To avoid a biochemical misdiagnosis of muscle Phk deficiency, special care may be necessary in the timing, site choice and specimen handling of muscle biopsies, and other enzyme deficiencies that can cause a similar glycogenosis should be comprehensively excluded even if low Phk and phosphorylase-a activities are measured. It may also be advisable to assay Phk routinely at pH 6.8 and 8.2, because Phk activity is markedly pH-dependent and the pH 6.8/8.2 activity ratio reflects the enzyme's molecular status. Dephosphorylation will reduce the pH 6.8/8.2 activity and slight proteolysis will raise it, while activity loss at high pH will be indicative of a loss of total Phk through heavy proteolysis, denaturation, or reduced biosynthesis.

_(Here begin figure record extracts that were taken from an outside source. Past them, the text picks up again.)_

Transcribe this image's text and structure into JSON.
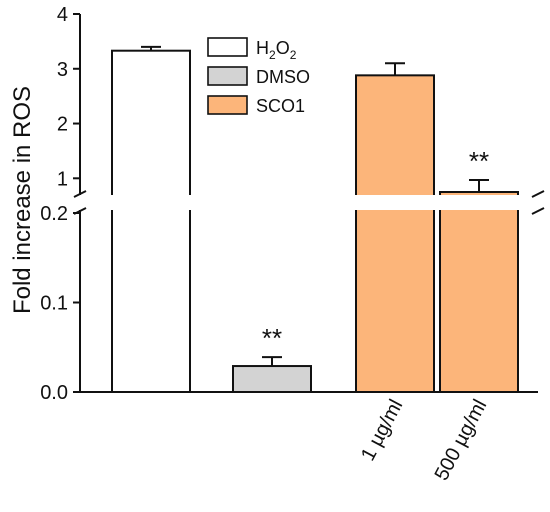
{
  "chart_data": {
    "type": "bar",
    "title": "",
    "xlabel": "",
    "ylabel": "Fold increase in ROS",
    "y_axis_break": {
      "lower_range": [
        0,
        0.2
      ],
      "upper_range": [
        0.75,
        4
      ]
    },
    "lower_ticks": [
      "0.0",
      "0.1",
      "0.2"
    ],
    "upper_ticks": [
      "1",
      "2",
      "3",
      "4"
    ],
    "x_tick_labels": [
      "",
      "",
      "1 µg/ml",
      "500 µg/ml"
    ],
    "bars": [
      {
        "group": "H2O2",
        "value": 3.33,
        "error": 0.07,
        "significance": ""
      },
      {
        "group": "DMSO",
        "value": 0.029,
        "error": 0.01,
        "significance": "**"
      },
      {
        "group": "SCO1",
        "value": 2.88,
        "error": 0.22,
        "significance": ""
      },
      {
        "group": "SCO1",
        "value": 0.75,
        "error": 0.22,
        "significance": "**"
      }
    ],
    "legend": {
      "position": "top-center",
      "entries": [
        {
          "label_main": "H",
          "label_sub1": "2",
          "label_mid": "O",
          "label_sub2": "2",
          "color": "#ffffff"
        },
        {
          "label_main": "DMSO",
          "label_sub1": "",
          "label_mid": "",
          "label_sub2": "",
          "color": "#d3d3d3"
        },
        {
          "label_main": "SCO1",
          "label_sub1": "",
          "label_mid": "",
          "label_sub2": "",
          "color": "#fcb57a"
        }
      ]
    },
    "colors": {
      "H2O2": "#ffffff",
      "DMSO": "#d3d3d3",
      "SCO1": "#fcb57a",
      "stroke": "#111111"
    }
  }
}
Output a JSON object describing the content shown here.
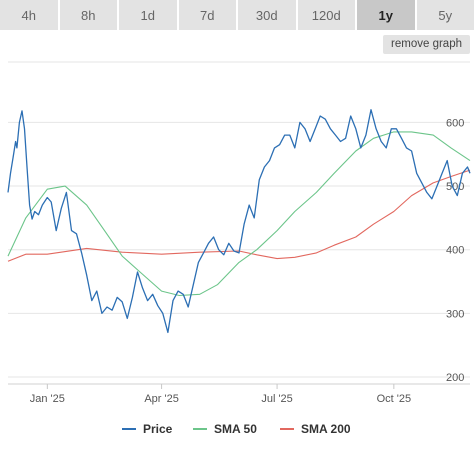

In conclusion, in most of our patients with a muscle-specific glycogenosis and low activities of Phk and phosphorylase-a, genetic defects could not be detected in PHKA1, PHKG1, PYGM or five other candidate genes. It is unclear to what extent elusive Phk subunit mutations, Phk downregulation secondary to other molecular abnormalities, or unspecific prebiopsy or artifactual postbiopsy activity losses contribute to this patient population. We suspect that in general, a high percentage of biochemically diagnosed ‘muscle Phk deficiency’ cases will be negative for conventional mutations in Phk subunits. High-quality muscle biopsies and a continuing search for alterations in multiple enzyme activities, protein levels or mRNA levels will be needed to resolve this group.